Wales lost to South Africa in the dying moments of the 2nd Test with SA being awarded a penalty try to clinch the game by one point, 31-30.



After the poor performance in the 1st Test, this match was a dramatic turn around in Wales’ fortunes. As my blog on Saturday suggested, I did not hold out much hope for anything but another heavy defeat. How wrong I was!

Again, like for the 1st Test, I was in Lusaka in Zambia, on the last day of my visit there. After following the first 20 or so minutes on Twitter I decided to see if I could listen to the Radio Cymru live commentary using the mobile phone network, and much to my surprise it worked! So, I was able to follow all but the first 20 minutes of this dramatic Test live, thanks to the Radio Cymru commentary. What a lovely surprise this was, and it meant that I really was able to be engaged in this dramatic match at it unfolded.

From everything I’ve read since getting back, the Wales team were as good in every department of play as they had been poor in the 1st Test. Gatland has said that this defeat is the most painful since he took over coaching Wales in January 2008, and I can believe him. All I can hope is that we learn from this latest agonising defeat, and it strengthens Wales’ resolve to start winning these close games.

This is the fifth or sixth time since about 2011 that Wales have been in a position to beat either South Africa or Australia, but each time Wales have not been able to clinch the match. This is where Southern Hemisphere teams excel over Wales; even when we are within a few points in the last few minutes, they always seem to find a way to clinch victory in the dying moments. It is a situation that Wales desperately need to change, we need to start learning to win these close contests otherwise we will forever be also-rans.

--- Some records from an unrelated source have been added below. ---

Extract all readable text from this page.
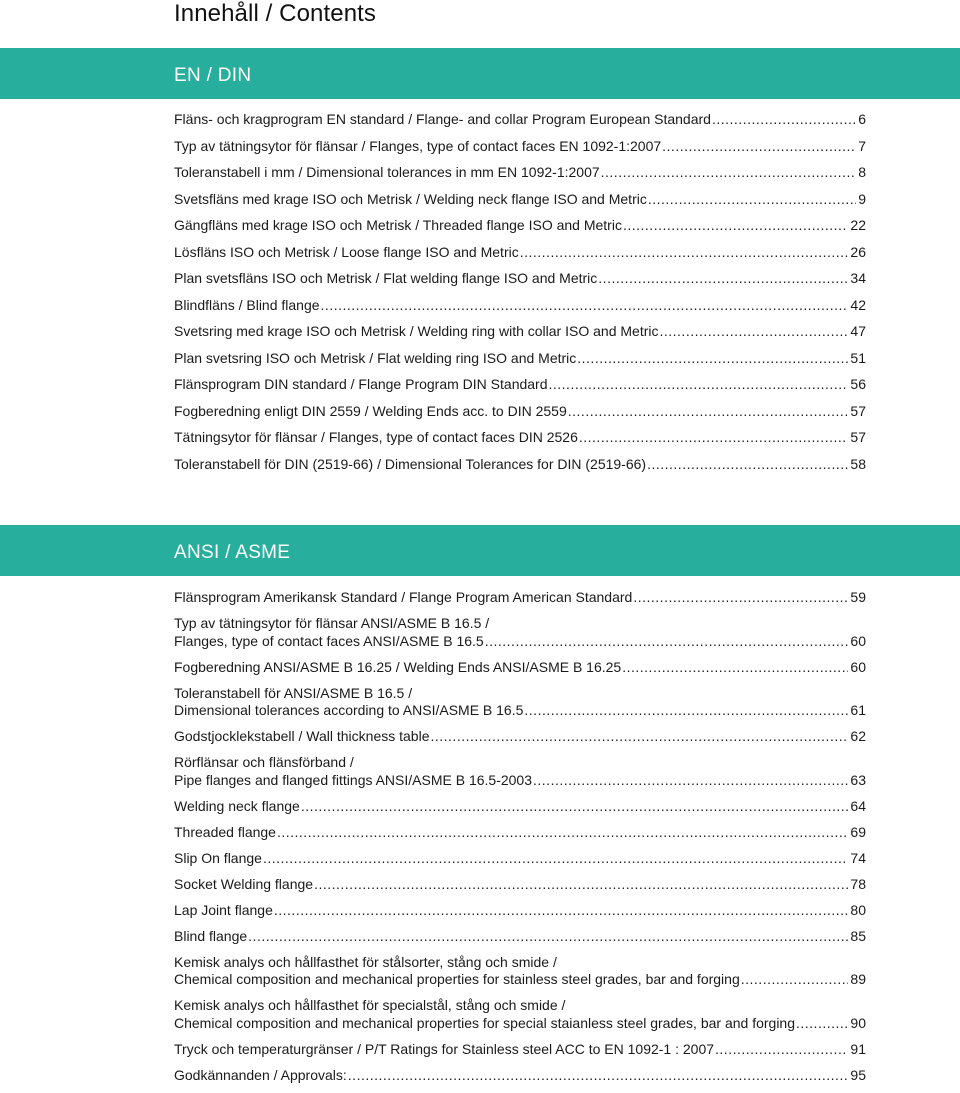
Innehåll / Contents
EN / DIN
Fläns- och kragprogram EN standard / Flange- and collar Program European Standard .....	6
Typ av tätningsytor för flänsar / Flanges, type of contact faces EN 1092-1:2007 .....	7
Toleranstabell i mm / Dimensional tolerances in mm EN 1092-1:2007 .....	8
Svetsfläns med krage ISO och Metrisk / Welding neck flange ISO and Metric .....	9
Gängfläns med krage ISO och Metrisk / Threaded flange ISO and Metric .....	22
Lösfläns ISO och Metrisk / Loose flange ISO and Metric .....	26
Plan svetsfläns ISO och Metrisk / Flat welding flange ISO and Metric .....	34
Blindfläns / Blind flange .....	42
Svetsring med krage ISO och Metrisk / Welding ring with collar ISO and Metric .....	47
Plan svetsring ISO och Metrisk / Flat welding ring ISO and Metric .....	51
Flänsprogram DIN standard / Flange Program DIN Standard .....	56
Fogberedning enligt DIN 2559 / Welding Ends acc. to DIN 2559 .....	57
Tätningsytor för flänsar / Flanges, type of contact faces DIN 2526 .....	57
Toleranstabell för DIN (2519-66) / Dimensional Tolerances for DIN (2519-66) .....	58
ANSI / ASME
Flänsprogram Amerikansk Standard / Flange Program American Standard .....	59
Typ av tätningsytor för flänsar ANSI/ASME B 16.5 /
Flanges, type of contact faces ANSI/ASME B 16.5 .....	60
Fogberedning ANSI/ASME B 16.25 / Welding Ends ANSI/ASME B 16.25 .....	60
Toleranstabell för ANSI/ASME B 16.5 /
Dimensional tolerances according to ANSI/ASME B 16.5 .....	61
Godstjocklekstabell / Wall thickness table .....	62
Rörflänsar och flänsförband /
Pipe flanges and flanged fittings ANSI/ASME B 16.5-2003 .....	63
Welding neck flange .....	64
Threaded flange .....	69
Slip On flange .....	74
Socket Welding flange .....	78
Lap Joint flange .....	80
Blind flange .....	85
Kemisk analys och hållfasthet för stålsorter, stång och smide /
Chemical composition and mechanical properties for stainless steel grades, bar and forging .....	89
Kemisk analys och hållfasthet för specialstål, stång och smide /
Chemical composition and mechanical properties for special staianless steel grades, bar and forging .....	90
Tryck och temperaturgränser / P/T Ratings for Stainless steel ACC to EN 1092-1 : 2007 .....	91
Godkännanden / Approvals: .....	95
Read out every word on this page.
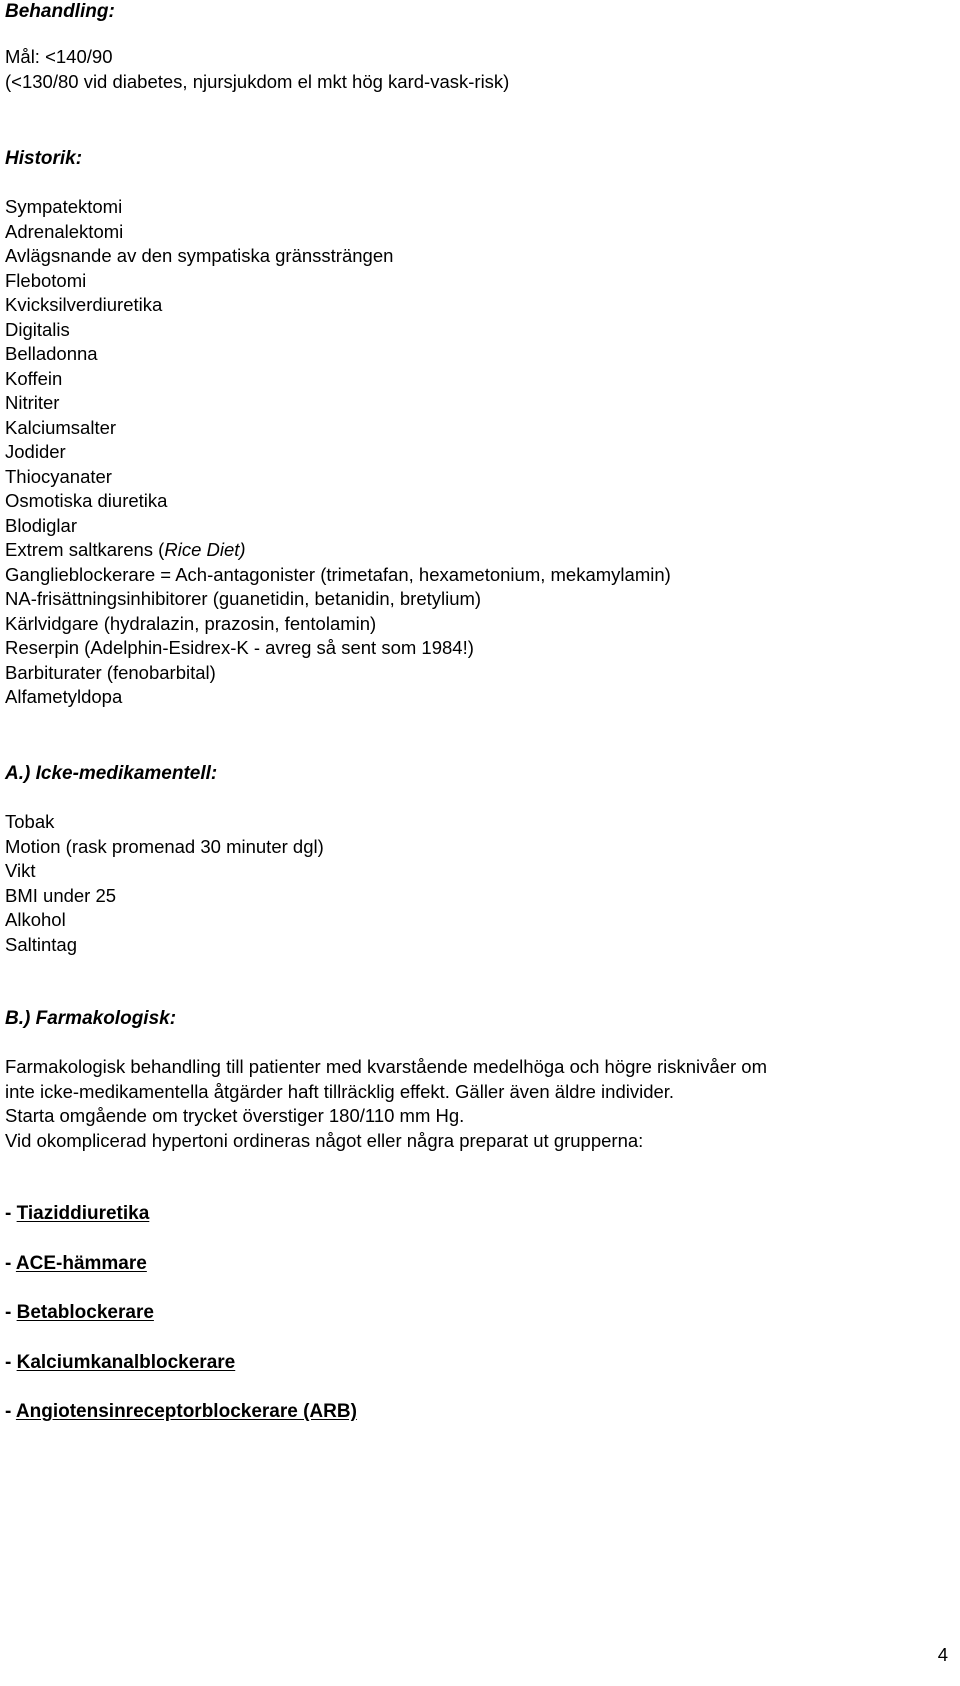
Behandling:

Mål: <140/90

(<130/80 vid diabetes, njursjukdom el mkt hög kard-vask-risk)

Historik:

Sympatektomi

Adrenalektomi

Avlägsnande av den sympatiska gränssträngen

Flebotomi

Kvicksilverdiuretika

Digitalis

Belladonna

Koffein

Nitriter

Kalciumsalter

Jodider

Thiocyanater

Osmotiska diuretika

Blodiglar

Extrem saltkarens (Rice Diet)

Ganglieblockerare = Ach-antagonister (trimetafan, hexametonium, mekamylamin)

NA-frisättningsinhibitorer (guanetidin, betanidin, bretylium)

Kärlvidgare (hydralazin, prazosin, fentolamin)

Reserpin (Adelphin-Esidrex-K - avreg så sent som 1984!)

Barbiturater (fenobarbital)

Alfametyldopa

A.) Icke-medikamentell:

Tobak

Motion (rask promenad 30 minuter dgl)

Vikt

BMI under 25

Alkohol

Saltintag

B.) Farmakologisk:

Farmakologisk behandling till patienter med kvarstående medelhöga och högre risknivåer om

inte icke-medikamentella åtgärder haft tillräcklig effekt. Gäller även äldre individer.

Starta omgående om trycket överstiger 180/110 mm Hg.

Vid okomplicerad hypertoni ordineras något eller några preparat ut grupperna:

- Tiaziddiuretika

- ACE-hämmare

- Betablockerare

- Kalciumkanalblockerare

- Angiotensinreceptorblockerare (ARB)

4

Wales now have a 5 month break before we take on the three Southern Hemisphere giants in Cardiff in November. Certainly the spirit of the Welsh camp will be more positive going into these Autumn games than had we been wiped off the field in the 2nd Test in the same way in which we were in the 1st Test, but it is imperative for our chances in the 2015 World Cup that we get some wins during these Autumn tests. In the meantime, the Welsh players will have a well earned break after a long season, with many of the Welsh players starting the next season playing their club rugby outside of Wales (particularly in France), another big problem facing Welsh rugby which I will discuss in a future blog.